Haven't read it but the movie was a cracker.
It is amazing how much Greene packs into a 200 page novel. Every time I finish reading a Graham Greene novel, I feel like I have read a really large book, even though most of his books are only 150-300 pages long.
The Ministry of Fear begins at a fete. A nostalgic man, Arthur Rowe aimlessly roams around the fete enjoying the sights and the sounds and then he wins a cake, after a fortune teller tells him its exact weight. But soon, Rowe begins to feel that people are out to steal the cake from him. After he hires a detective, things really begin to unravel. The plot is outlandish and unpredictable but Greene never goes into completely indecipherable Anthony Burgess territory (Tremor of Intent, M/F).

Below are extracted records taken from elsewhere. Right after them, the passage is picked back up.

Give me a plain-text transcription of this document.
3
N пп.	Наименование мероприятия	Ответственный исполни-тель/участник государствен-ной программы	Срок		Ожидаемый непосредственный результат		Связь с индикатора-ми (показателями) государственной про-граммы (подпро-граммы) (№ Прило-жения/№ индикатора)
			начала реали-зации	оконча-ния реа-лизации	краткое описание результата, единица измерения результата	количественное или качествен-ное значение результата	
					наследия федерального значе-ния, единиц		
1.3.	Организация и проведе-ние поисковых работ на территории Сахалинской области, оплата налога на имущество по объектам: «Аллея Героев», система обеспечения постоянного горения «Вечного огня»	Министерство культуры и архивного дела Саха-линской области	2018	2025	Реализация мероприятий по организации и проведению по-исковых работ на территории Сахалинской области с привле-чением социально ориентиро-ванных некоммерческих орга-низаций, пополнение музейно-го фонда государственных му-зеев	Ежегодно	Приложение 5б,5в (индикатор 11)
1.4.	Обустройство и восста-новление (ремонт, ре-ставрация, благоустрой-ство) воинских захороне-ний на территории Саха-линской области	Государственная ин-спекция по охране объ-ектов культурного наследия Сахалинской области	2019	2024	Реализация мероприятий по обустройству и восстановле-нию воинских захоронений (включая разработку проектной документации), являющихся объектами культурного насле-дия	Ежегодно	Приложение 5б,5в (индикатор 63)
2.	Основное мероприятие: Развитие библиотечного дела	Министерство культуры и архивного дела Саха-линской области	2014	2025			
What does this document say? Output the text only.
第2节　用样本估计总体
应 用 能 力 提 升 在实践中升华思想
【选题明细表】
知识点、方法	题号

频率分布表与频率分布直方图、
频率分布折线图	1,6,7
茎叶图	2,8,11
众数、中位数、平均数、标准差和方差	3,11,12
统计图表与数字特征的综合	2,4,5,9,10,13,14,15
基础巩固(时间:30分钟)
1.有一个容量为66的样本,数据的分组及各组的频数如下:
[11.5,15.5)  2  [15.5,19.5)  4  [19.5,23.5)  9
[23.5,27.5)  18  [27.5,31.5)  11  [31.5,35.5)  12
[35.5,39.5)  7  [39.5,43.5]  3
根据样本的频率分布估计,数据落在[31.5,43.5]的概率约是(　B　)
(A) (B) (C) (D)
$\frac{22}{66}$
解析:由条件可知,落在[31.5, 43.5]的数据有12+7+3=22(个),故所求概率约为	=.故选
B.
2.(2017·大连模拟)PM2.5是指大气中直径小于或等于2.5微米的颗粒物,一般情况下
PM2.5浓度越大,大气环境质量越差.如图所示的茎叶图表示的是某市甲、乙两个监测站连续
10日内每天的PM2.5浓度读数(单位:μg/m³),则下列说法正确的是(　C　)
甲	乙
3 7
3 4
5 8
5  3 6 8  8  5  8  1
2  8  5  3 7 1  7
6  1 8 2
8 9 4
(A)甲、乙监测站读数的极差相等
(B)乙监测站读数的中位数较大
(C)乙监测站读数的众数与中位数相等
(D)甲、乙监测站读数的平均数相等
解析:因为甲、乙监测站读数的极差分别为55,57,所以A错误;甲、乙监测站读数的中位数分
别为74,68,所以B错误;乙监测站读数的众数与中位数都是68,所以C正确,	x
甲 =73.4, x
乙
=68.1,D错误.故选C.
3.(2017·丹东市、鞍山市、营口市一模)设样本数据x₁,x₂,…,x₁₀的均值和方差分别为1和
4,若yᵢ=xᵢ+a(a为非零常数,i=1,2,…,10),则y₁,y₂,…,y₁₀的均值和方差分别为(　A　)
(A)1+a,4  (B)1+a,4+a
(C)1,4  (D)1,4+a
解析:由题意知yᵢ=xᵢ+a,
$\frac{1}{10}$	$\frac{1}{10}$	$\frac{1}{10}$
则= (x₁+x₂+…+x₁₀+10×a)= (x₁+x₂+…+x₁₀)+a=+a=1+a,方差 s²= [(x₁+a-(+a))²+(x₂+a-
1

Like in The Third Man (which was set in Vienna), the book has a comical and absurdist evocation of bombarded wartime England. The elaborate hiring of a detective like in The End of the Affair. Both these novels came after The Ministry of Fear though. Discussions over glasses of whiskey. A hint of Christianity and constant admonishing of pity which according to Greene is worse than lust ("sense of pity which is more promiscuous than lust"). The book is filled with some amazing similes and metaphors which help create mood and strengthens the visual impact of the scenes . The Ministry of Fear is vintage Graham Greene. Yet, it is unlike any of his other novels that I have read. Maybe a bit similar to The Third Man. Unfortunately, the alcohol and fortunately the Catholic guilt are administered only in mild doses.
And nobody can write erotic scenes like Greene. Rowe and Anna hustling around the hotel room suddenly realizing that they are holding hands. The seance where Rowe hold's Miss Pantil's "hot and dry" hands. In Heart of the Matter, when Wilson and Louise kiss each other, Greene describes their lips as being stuck together like bivalves and offers no further description.
Rowe's characterization deserves special mention. He is someone who has let himself go, a dreamer shut away from the rest of the world, living with his landlady. There are achingly beautiful passages which describes Rowe's feelings when he realizes that he has no friends left and hence nobody to ask for help. The only people that know him are the friends of his long dead wife. Maybe Greene was suggesting that certain aspects of our personality and memories cease to exist when we lose friends who the only keepers of those memories. Even though the book is a thrilling adventure, it is awash with yearning and melancholy.
The book is divided into four sections - The Unhappy Man, The Happy Man, Bits and Pieces and The Whole Man. I thought it was mostly about about a lonely and guilt-ridden man achieving masculinity by getting involved in an adventure. It is also about the power of memories - how they can both make and break us. The different aspects of patriotism. The bitter-sweet ending (He was pledging both of them to a life time of lies ..... It seemed to him that after all once could exaggerate the value of happiness) underscores the novel's capriciousness with the protagonist falling for the girl not only out of love but also a sense of pity.